For the first time, scientists have grown plants in the soil from the moon he collected NASAApollo astronauts.
The researchers had no idea if anything would grow in lunar dust and wanted to see if it could be used to grow food by a new generation of lunar explorers. The results stunned them.
“Holy cow. Plants actually grow in lunar stuff. Are you kidding me?” said Robert Ferrell of the University of Florida’s Institute of Food and Agricultural Sciences.
Ferrell and his colleagues planted cress in lunar soil that Neil Armstrong and Buzz Aldrin of Apollo 11 and other lunar walkers brought back years ago, and the seeds sprouted.
The downside was that after the first week, the coarseness and other characteristics of the lunar soil put pressure on the small-flowered weeds to the point that they grew more slowly than seedlings grown in lunar soil fake from the ground.

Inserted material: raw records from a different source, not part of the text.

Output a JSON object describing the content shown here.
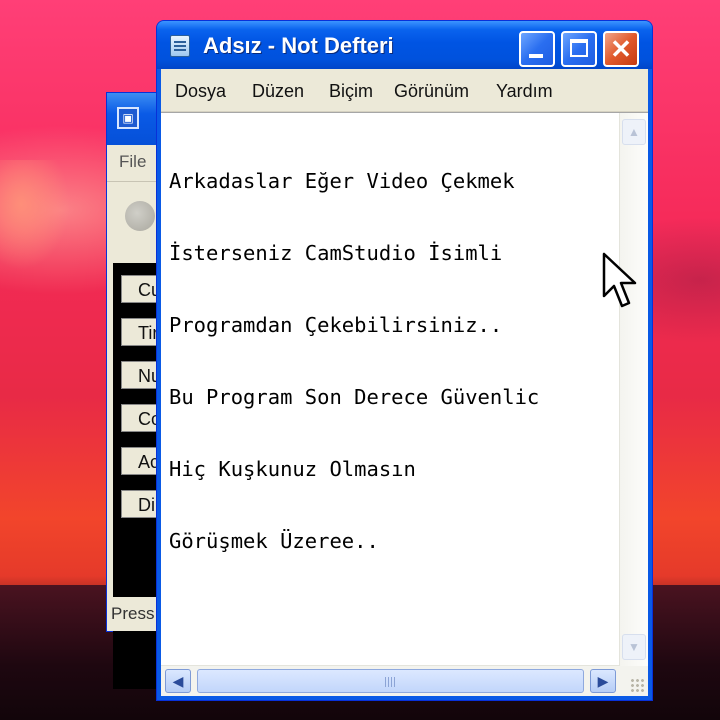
{
  "back_window": {
    "menu_file": "File",
    "items": [
      "Cu",
      "Tir",
      "Nu",
      "Co",
      "Ac",
      "Dir"
    ],
    "status": "Press"
  },
  "notepad": {
    "title": "Adsız - Not Defteri",
    "menu": [
      "Dosya",
      "Düzen",
      "Biçim",
      "Görünüm",
      "Yardım"
    ],
    "content_lines": [
      "Arkadaslar Eğer Video Çekmek",
      "İsterseniz CamStudio İsimli",
      "Programdan Çekebilirsiniz..",
      "Bu Program Son Derece Güvenlic",
      "Hiç Kuşkunuz Olmasın",
      "Görüşmek Üzeree.."
    ]
  },
  "icons": {
    "app": "notepad-icon",
    "minimize": "minimize-icon",
    "maximize": "maximize-icon",
    "close": "close-icon",
    "cursor": "mouse-pointer-icon"
  },
  "colors": {
    "titlebar_blue": "#0054e3",
    "close_red": "#e15a2c",
    "menu_bg": "#ece9d8"
  }
}
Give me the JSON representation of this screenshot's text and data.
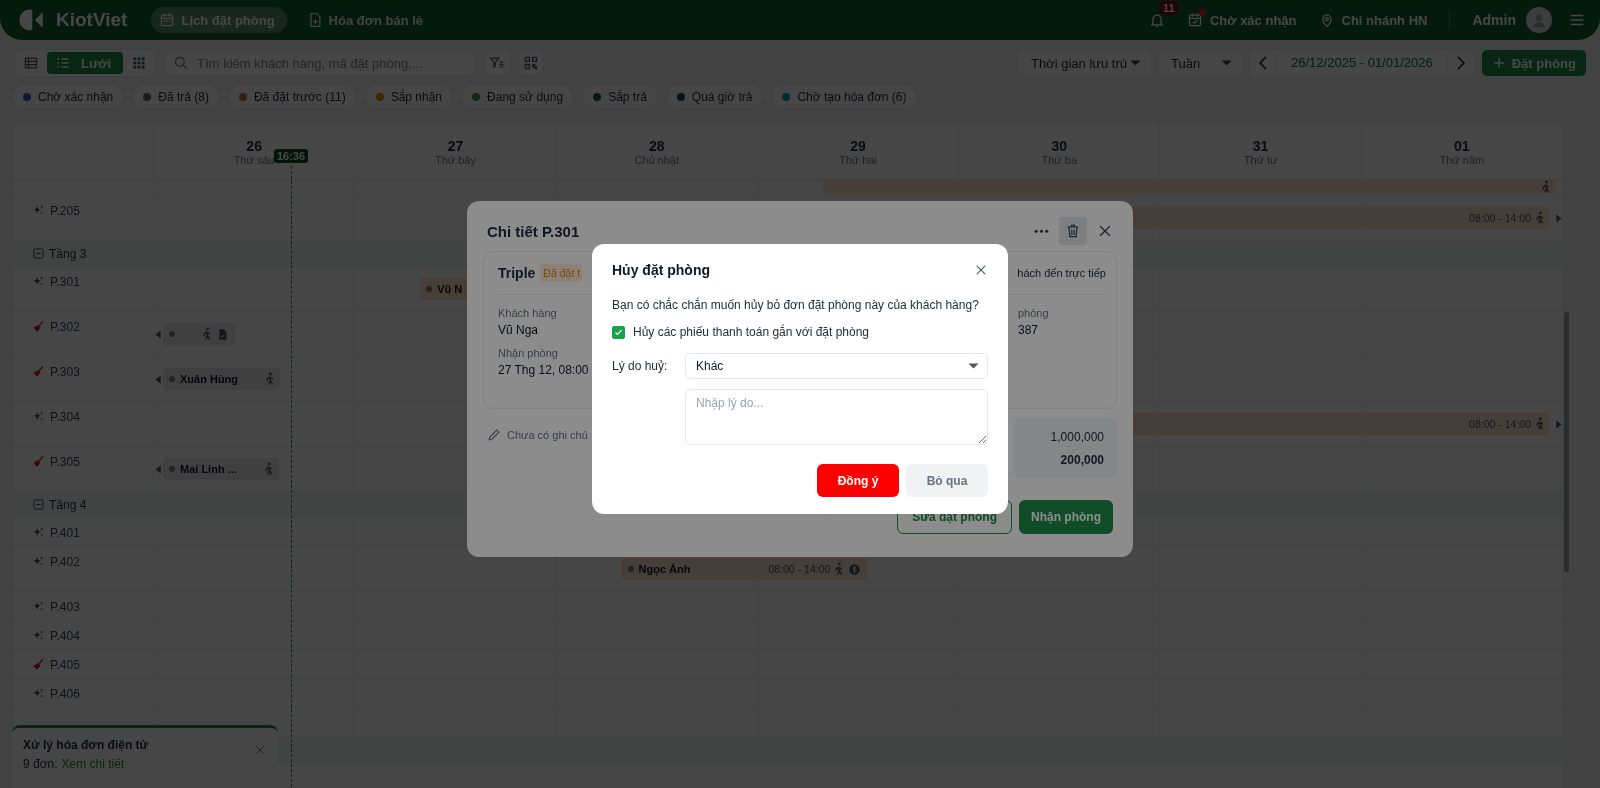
{
  "header": {
    "logo": "KiotViet",
    "tabs": [
      {
        "label": "Lịch đặt phòng",
        "selected": true
      },
      {
        "label": "Hóa đơn bán lẻ",
        "selected": false
      }
    ],
    "notifications": "11",
    "pending": "Chờ xác nhận",
    "branch": "Chi nhánh HN",
    "user": "Admin"
  },
  "toolbar": {
    "views": [
      {
        "kind": "table",
        "selected": false
      },
      {
        "kind": "list",
        "label": "Lưới",
        "selected": true
      },
      {
        "kind": "grid",
        "selected": false
      }
    ],
    "search": {
      "placeholder": "Tìm kiếm khách hàng, mã đặt phòng,..."
    },
    "time_filter": "Thời gian lưu trú",
    "period": "Tuần",
    "date_range": "26/12/2025 - 01/01/2026",
    "book_button": "Đặt phòng"
  },
  "status_chips": [
    {
      "label": "Chờ xác nhận",
      "color": "#081b3b"
    },
    {
      "label": "Đã trả (8)",
      "color": "#191c1f"
    },
    {
      "label": "Đã đặt trước (11)",
      "color": "#37200d"
    },
    {
      "label": "Sắp nhận",
      "color": "#422700"
    },
    {
      "label": "Đang sử dụng",
      "color": "#0d2a14"
    },
    {
      "label": "Sắp trả",
      "color": "#041914"
    },
    {
      "label": "Quá giờ trả",
      "color": "#041417"
    },
    {
      "label": "Chờ tạo hóa đơn (6)",
      "color": "#052c2e"
    }
  ],
  "calendar": {
    "days": [
      {
        "date": "26",
        "weekday": "Thứ sáu"
      },
      {
        "date": "27",
        "weekday": "Thứ bảy"
      },
      {
        "date": "28",
        "weekday": "Chủ nhật"
      },
      {
        "date": "29",
        "weekday": "Thứ hai"
      },
      {
        "date": "30",
        "weekday": "Thứ ba"
      },
      {
        "date": "31",
        "weekday": "Thứ tư"
      },
      {
        "date": "01",
        "weekday": "Thứ năm"
      }
    ],
    "now_marker": "16:36",
    "rows": [
      {
        "kind": "partial",
        "cells": [
          null,
          null,
          null,
          {
            "kind": "row_end",
            "color": "#463e38",
            "from_before": false,
            "to_after": false,
            "walking": true,
            "invoice": false,
            "paid": false
          },
          null,
          null,
          null
        ]
      },
      {
        "kind": "room",
        "room": "P.205",
        "dirty": false,
        "cells": [
          null,
          null,
          null,
          {
            "kind": "row_end",
            "color": "#463e38",
            "time": "08:00 - 14:00",
            "from_before": false,
            "to_after": true,
            "walking": true,
            "invoice": false,
            "paid": false
          },
          null,
          null,
          null
        ]
      },
      {
        "kind": "floor",
        "label": "Tầng 3",
        "expanded": true
      },
      {
        "kind": "room",
        "room": "P.301",
        "dirty": false,
        "cells": [
          null,
          {
            "kind": "same_day",
            "guest": "Vũ N",
            "color": "#463e38",
            "from_before": false,
            "to_after": false,
            "walking": false,
            "invoice": false,
            "paid": false
          },
          null,
          null,
          null,
          null,
          null
        ]
      },
      {
        "kind": "room",
        "room": "P.302",
        "dirty": true,
        "cells": [
          {
            "kind": "same_day",
            "color": "#404041",
            "from_before": true,
            "to_after": false,
            "walking": true,
            "invoice": true,
            "paid": false
          },
          null,
          null,
          null,
          null,
          null,
          null
        ]
      },
      {
        "kind": "room",
        "room": "P.303",
        "dirty": true,
        "cells": [
          {
            "kind": "same_day",
            "guest": "Xuân Hùng",
            "color": "#404041",
            "from_before": true,
            "to_after": false,
            "walking": true,
            "invoice": false,
            "paid": false
          },
          null,
          null,
          null,
          null,
          null,
          null
        ]
      },
      {
        "kind": "room",
        "room": "P.304",
        "dirty": false,
        "cells": [
          null,
          null,
          null,
          {
            "kind": "row_end",
            "color": "#463e38",
            "time": "08:00 - 14:00",
            "from_before": false,
            "to_after": true,
            "walking": true,
            "invoice": false,
            "paid": false
          },
          null,
          null,
          null
        ]
      },
      {
        "kind": "room",
        "room": "P.305",
        "dirty": true,
        "cells": [
          {
            "kind": "same_day",
            "guest": "Mai Linh ...",
            "color": "#404041",
            "from_before": true,
            "to_after": false,
            "walking": true,
            "invoice": false,
            "paid": false
          },
          null,
          null,
          null,
          null,
          null,
          null
        ]
      },
      {
        "kind": "floor",
        "label": "Tầng 4",
        "expanded": true
      },
      {
        "kind": "room",
        "room": "P.401",
        "dirty": false
      },
      {
        "kind": "room",
        "room": "P.402",
        "dirty": false,
        "cells": [
          null,
          null,
          {
            "kind": "next_day",
            "guest": "Ngọc Ánh",
            "color": "#463e38",
            "time": "08:00 - 14:00",
            "from_before": false,
            "to_after": false,
            "walking": true,
            "invoice": false,
            "paid": true
          },
          null,
          null,
          null,
          null
        ]
      },
      {
        "kind": "room",
        "room": "P.403",
        "dirty": false
      },
      {
        "kind": "room",
        "room": "P.404",
        "dirty": false
      },
      {
        "kind": "room",
        "room": "P.405",
        "dirty": true
      },
      {
        "kind": "room",
        "room": "P.406",
        "dirty": false
      },
      {
        "kind": "room"
      },
      {
        "kind": "floor"
      }
    ]
  },
  "notice": {
    "title": "Xử lý hóa đơn điện tử",
    "text": "9 đơn.",
    "link": "Xem chi tiết"
  },
  "detail": {
    "title": "Chi tiết P.301",
    "actions": [
      {
        "kind": "more",
        "selected": false
      },
      {
        "kind": "delete",
        "selected": true
      },
      {
        "kind": "close",
        "selected": false
      }
    ],
    "room_type": "Triple",
    "status": "Đã đặt t",
    "source": "hách đến trực tiếp",
    "fields_left": [
      {
        "label": "Khách hàng",
        "value": "Vũ Nga"
      },
      {
        "label": "Nhận phòng",
        "value": "27 Thg 12, 08:00"
      }
    ],
    "fields_right": [
      {
        "label": "phòng",
        "value": "387"
      }
    ],
    "note": "Chưa có ghi chú",
    "amounts": [
      {
        "value": "1,000,000",
        "strong": false
      },
      {
        "value": "200,000",
        "strong": true
      }
    ],
    "buttons": [
      {
        "label": "Sửa đặt phòng",
        "kind": "secondary"
      },
      {
        "label": "Nhận phòng",
        "kind": "primary"
      }
    ]
  },
  "cancel_dialog": {
    "title": "Hủy đặt phòng",
    "message": "Bạn có chắc chắn muốn hủy bỏ đơn đặt phòng này của khách hàng?",
    "option": {
      "label": "Hủy các phiếu thanh toán gắn với đặt phòng",
      "checked": true
    },
    "reason_label": "Lý do huỷ:",
    "reason": "Khác",
    "note": {
      "placeholder": "Nhập lý do..."
    },
    "buttons": [
      {
        "label": "Đồng ý",
        "kind": "danger"
      },
      {
        "label": "Bỏ qua",
        "kind": "cancel"
      }
    ]
  }
}
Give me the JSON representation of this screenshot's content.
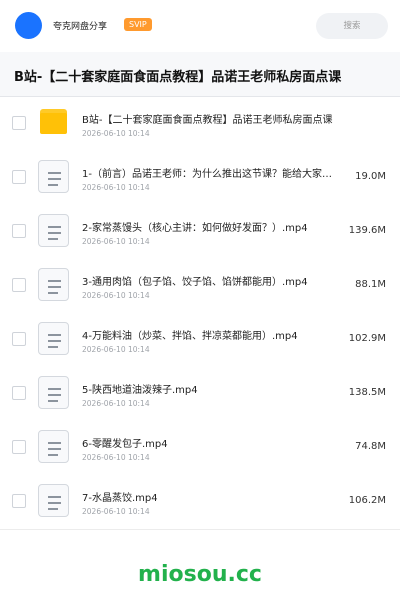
{
  "header": {
    "app_name": "夸克网盘分享",
    "badge": "SVIP",
    "search_label": "搜索"
  },
  "page_title": "B站-【二十套家庭面食面点教程】品诺王老师私房面点课",
  "files": [
    {
      "name": "B站-【二十套家庭面食面点教程】品诺王老师私房面点课",
      "date": "2026-06-10 10:14",
      "size": "",
      "type": "folder"
    },
    {
      "name": "1-（前言）品诺王老师：为什么推出这节课？能给大家…",
      "date": "2026-06-10 10:14",
      "size": "19.0M",
      "type": "file"
    },
    {
      "name": "2-家常蒸馒头（核心主讲：如何做好发面？）.mp4",
      "date": "2026-06-10 10:14",
      "size": "139.6M",
      "type": "file"
    },
    {
      "name": "3-通用肉馅（包子馅、饺子馅、馅饼都能用）.mp4",
      "date": "2026-06-10 10:14",
      "size": "88.1M",
      "type": "file"
    },
    {
      "name": "4-万能料油（炒菜、拌馅、拌凉菜都能用）.mp4",
      "date": "2026-06-10 10:14",
      "size": "102.9M",
      "type": "file"
    },
    {
      "name": "5-陕西地道油泼辣子.mp4",
      "date": "2026-06-10 10:14",
      "size": "138.5M",
      "type": "file"
    },
    {
      "name": "6-零醒发包子.mp4",
      "date": "2026-06-10 10:14",
      "size": "74.8M",
      "type": "file"
    },
    {
      "name": "7-水晶蒸饺.mp4",
      "date": "2026-06-10 10:14",
      "size": "106.2M",
      "type": "file"
    }
  ],
  "watermark": "miosou.cc",
  "colors": {
    "accent": "#1a73ff",
    "badge": "#ff9a2e",
    "folder": "#ffc107",
    "watermark": "#22b14c"
  }
}
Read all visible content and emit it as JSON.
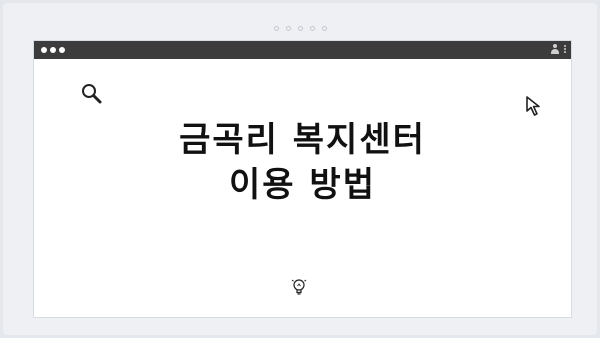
{
  "window": {
    "title_line_1": "금곡리 복지센터",
    "title_line_2": "이용 방법"
  },
  "icons": {
    "top_left": "search-icon",
    "top_right": "cursor-icon",
    "bottom": "lightbulb-icon",
    "titlebar_user": "user-icon",
    "titlebar_menu": "kebab-menu-icon"
  },
  "colors": {
    "titlebar": "#3c3c3c",
    "background": "#e4e7ec",
    "window": "#ffffff",
    "text": "#111111"
  }
}
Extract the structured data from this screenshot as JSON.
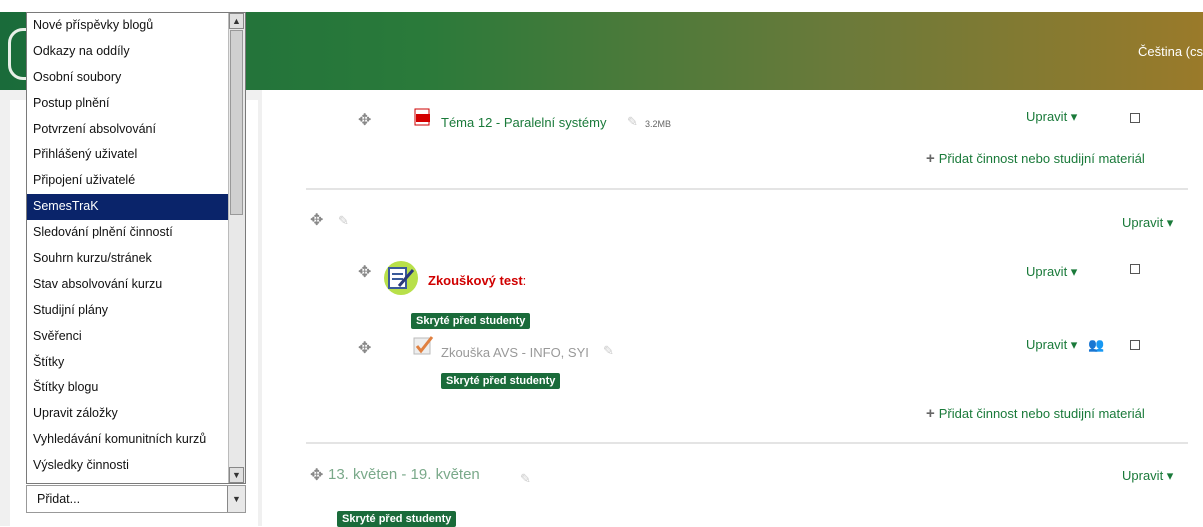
{
  "header": {
    "language": "Čeština (cs"
  },
  "dropdown": {
    "items": [
      "Nové příspěvky blogů",
      "Odkazy na oddíly",
      "Osobní soubory",
      "Postup plnění",
      "Potvrzení absolvování",
      "Přihlášený uživatel",
      "Připojení uživatelé",
      "SemesTraK",
      "Sledování plnění činností",
      "Souhrn kurzu/stránek",
      "Stav absolvování kurzu",
      "Studijní plány",
      "Svěřenci",
      "Štítky",
      "Štítky blogu",
      "Upravit záložky",
      "Vyhledávání komunitních kurzů",
      "Výsledky činnosti"
    ],
    "selected": "SemesTraK"
  },
  "select": {
    "value": "Přidat..."
  },
  "main": {
    "topic12": {
      "title": "Téma 12 - Paralelní systémy",
      "size": "3.2MB",
      "edit": "Upravit"
    },
    "add_activity": "Přidat činnost nebo studijní materiál",
    "section_edit": "Upravit",
    "quiz": {
      "title": "Zkouškový test",
      "suffix": ":",
      "edit": "Upravit"
    },
    "hidden_badge": "Skryté před studenty",
    "exam": {
      "title": "Zkouška AVS - INFO, SYI",
      "edit": "Upravit"
    },
    "week": {
      "title": "13. květen - 19. květen",
      "edit": "Upravit"
    }
  },
  "colors": {
    "accent": "#1a7a3a",
    "selected": "#0a246a",
    "badge": "#1a6b3a",
    "quiz_red": "#d00000"
  }
}
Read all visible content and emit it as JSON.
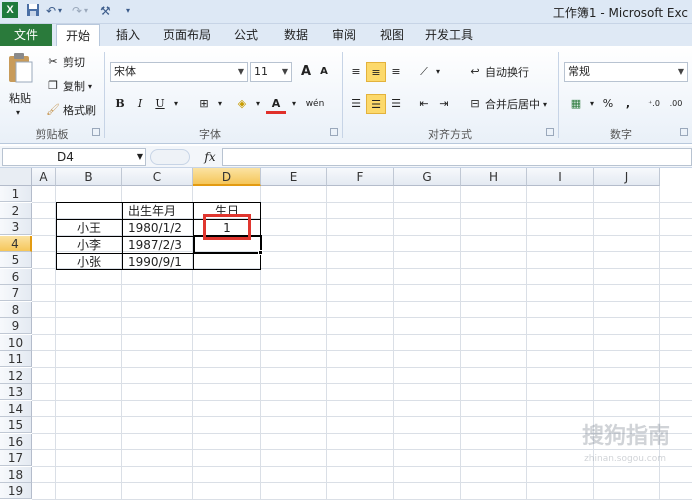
{
  "titlebar": {
    "title": "工作簿1 - Microsoft Exc",
    "logo": "X",
    "save_icon": "save-icon",
    "undo_icon": "undo-icon",
    "redo_icon": "redo-icon",
    "custom_icon": "customize-icon"
  },
  "tabs": {
    "file": "文件",
    "items": [
      "开始",
      "插入",
      "页面布局",
      "公式",
      "数据",
      "审阅",
      "视图",
      "开发工具"
    ],
    "active": "开始"
  },
  "ribbon": {
    "clipboard": {
      "paste": "粘贴",
      "cut": "剪切",
      "copy": "复制",
      "format_painter": "格式刷",
      "label": "剪贴板"
    },
    "font": {
      "name": "宋体",
      "size": "11",
      "bold": "B",
      "italic": "I",
      "underline": "U",
      "grow": "A",
      "shrink": "A",
      "color_letter": "A",
      "wen": "wén",
      "label": "字体"
    },
    "alignment": {
      "wrap_text": "自动换行",
      "merge_center": "合并后居中",
      "label": "对齐方式"
    },
    "number": {
      "format": "常规",
      "percent": "%",
      "comma": ",",
      "label": "数字"
    }
  },
  "formula_bar": {
    "name_box": "D4",
    "fx": "fx",
    "value": ""
  },
  "sheet": {
    "columns": [
      "A",
      "B",
      "C",
      "D",
      "E",
      "F",
      "G",
      "H",
      "I",
      "J"
    ],
    "rows": [
      "1",
      "2",
      "3",
      "4",
      "5",
      "6",
      "7",
      "8",
      "9",
      "10",
      "11",
      "12",
      "13",
      "14",
      "15",
      "16",
      "17",
      "18",
      "19"
    ],
    "selected_column": "D",
    "selected_row": "4",
    "cells": {
      "C2": "出生年月",
      "D2": "生日",
      "B3": "小王",
      "C3": "1980/1/2",
      "D3": "1",
      "B4": "小李",
      "C4": "1987/2/3",
      "B5": "小张",
      "C5": "1990/9/1"
    }
  },
  "watermark": {
    "text": "搜狗指南",
    "sub": "zhinan.sogou.com"
  }
}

Most moon plants ended up stunted. The results were published Thursday in the journal Communications Biology.
The longer the soil is exposed to cosmic radiation and the solar wind on the Moon, the worse the plants appear.
Samples from Apollo 11 — which were exposed more than two billion years ago to the elements due to the surface of the ancient lunar sea of calm — were the least suitable for growth, according to the scientists.
“This is a huge step forward for knowing that you can grow plants,” said Simon Gilroy, an aerospace plant biologist at the University of Wisconsin-Madison, who was not involved in the study. “The next real step is to go and do it on the moon.”
Lunar dust is littered with tiny glass shards from micrometeorite impacts that reached everywhere in the Apollo lunar landers and donned spacesuits for moonwalks.
One solution might be to use younger geological spots on the Moon, such as lava flows, to dig up cultivated soil. The environment can also be modified, changing the mixture of nutrients or adjusting artificial lighting.
Only 842 pounds of moon rock and soil were brought in by six Apollo crews, most of them locked away.
NASA finally distributed 12 grams to University of Florida researchers early last year, and the much-anticipated cultivation took place last May in a lab.